Downtowns across America are facing a difficult challenge; How to remain attractive and relevant places to work, shop and do business on an ever-shrinking city budget; How to compete against office parks and mega-malls for fewer available consumer and business dollars. Although cities have long been aware of the need for the businesses within their downtown districts to be successful, in recent years one vital fact has become clearer than ever before. Cities need to be successful businesses themselves. Needless to say, a city’s primary goal is to serve the public, but cities that can operate like efficient and successful businesses can better fund civic and community programs. Translating that into today’s reality: better funding equals fewer lost jobs and program cuts.
A city’s downtown is not only its geographical and emotional heart – but a prosperous and vibrant downtown is usually the economic heart of any city’s ability to support its citizens. So it’s important that civic leaders achieve the right mix of office space, retail stores, sporting venues and entertainment to attract people to downtown to set up their offices or to part with their hard-earned cash. Of course, part of what makes downtowns attractive to workers and shoppers is convenience. Like it or not, we love to drive our cars. We love to drive them straight to our destinations and park right in front. This is where parking meters come in.
It’s well established that meters promote vehicle turnover, ensuring that all those visiting get a fair opportunity to park in front of where they want to visit. It’s also well established that the best way to ensure that motorists don’t overstay their welcome is to charge them for parking and to cite them if they are in violation. But what’s long been seldom spoken about the subject, is that cities really need the revenue from the meters and citations. In many cases parking meter and citation revenue provides millions of dollars for vital city programs. Without this revenue, whole city divisions would not operate and people would be out of jobs. What’s talked about even less is the amount of potential revenue that is not being collected in most cities in America because of outdated or unsuitable meters.

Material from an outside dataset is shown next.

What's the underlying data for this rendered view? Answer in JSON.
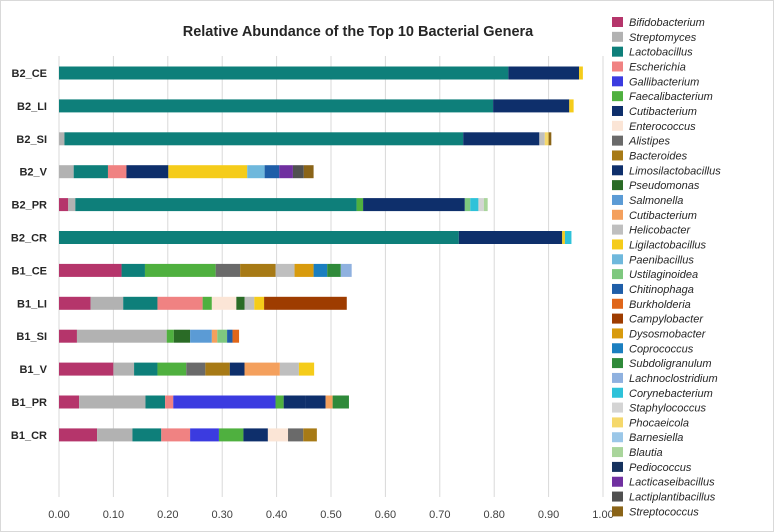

Running a computerized revenue model to analyze a city’s parking operation will quickly reveal where most fall short. The Combined Parking Revenue Model (COPERM) is an independently audited mathematical model that looks at an operation’s key sensitivities, including occupancy, compliance, days of operation and average length of stay. While these things are difficult to change, the COPERM reveals that updating old meters with the right new on-street technology can make the biggest difference to a city’s parking operation via the key sensitivities of meter up-time and enforcement efficiency.
Recent experience across the US has shown that most new parking equipment will increase meter up-time dramatically over older equipment. The leading electronic single-space, MultiBay and Pay and Display machines are all very reliable and will increase a city’s meter revenue significantly, depending on the age and condition of the previous equipment. So if a city is looking for an increase in meter revenue, most new equipment will do the job well.
While meter up-time and meter revenue are important, it is enforcement efficiency that provides the greatest revenue increase by far. The model shows that the nickels and dimes of meter revenue do not nearly add up to the Dollars of enforcement citations. The COPERM shows that new meters that are easy to enforce from a vehicle will allow officers to quickly and efficiently move between violators, ignoring those vehicles not in violation. Meters that allow direct downloading of data to an enforcement officer’s handheld computer also improve enforcement efficiency, resulting in greater revenues. Recent modeling of actual city revenue data has shown that even an incredible 50% increase in meter revenue can be cancelled out by a drop in enforcement efficiency of just 5%. A very small increase in enforcement efficiency will bring in far more revenue than even a massive increase in meter revenues.
It should be pointed out that becoming more efficient at collecting citations is certainly not akin to being overzealous. In reality, most cities could double the number of citations they currently write on parking meter violations and still leave 50%-80% of meter violators without a ticket. The graph nearby, derived by the COPERM using real city data shows that the vast majority of vehicles in violation are not cited, resulting in the loss of the majority of potential revenue from a city parking operation.
Of course there are other things that cities need to consider when looking at new on-street parking technology, such as aesthetics, user-friendliness, convenience, functionality, climate and politics. If, however, a city depends on the revenue it receives from on-street parking, there is no better place to start than by running the numbers.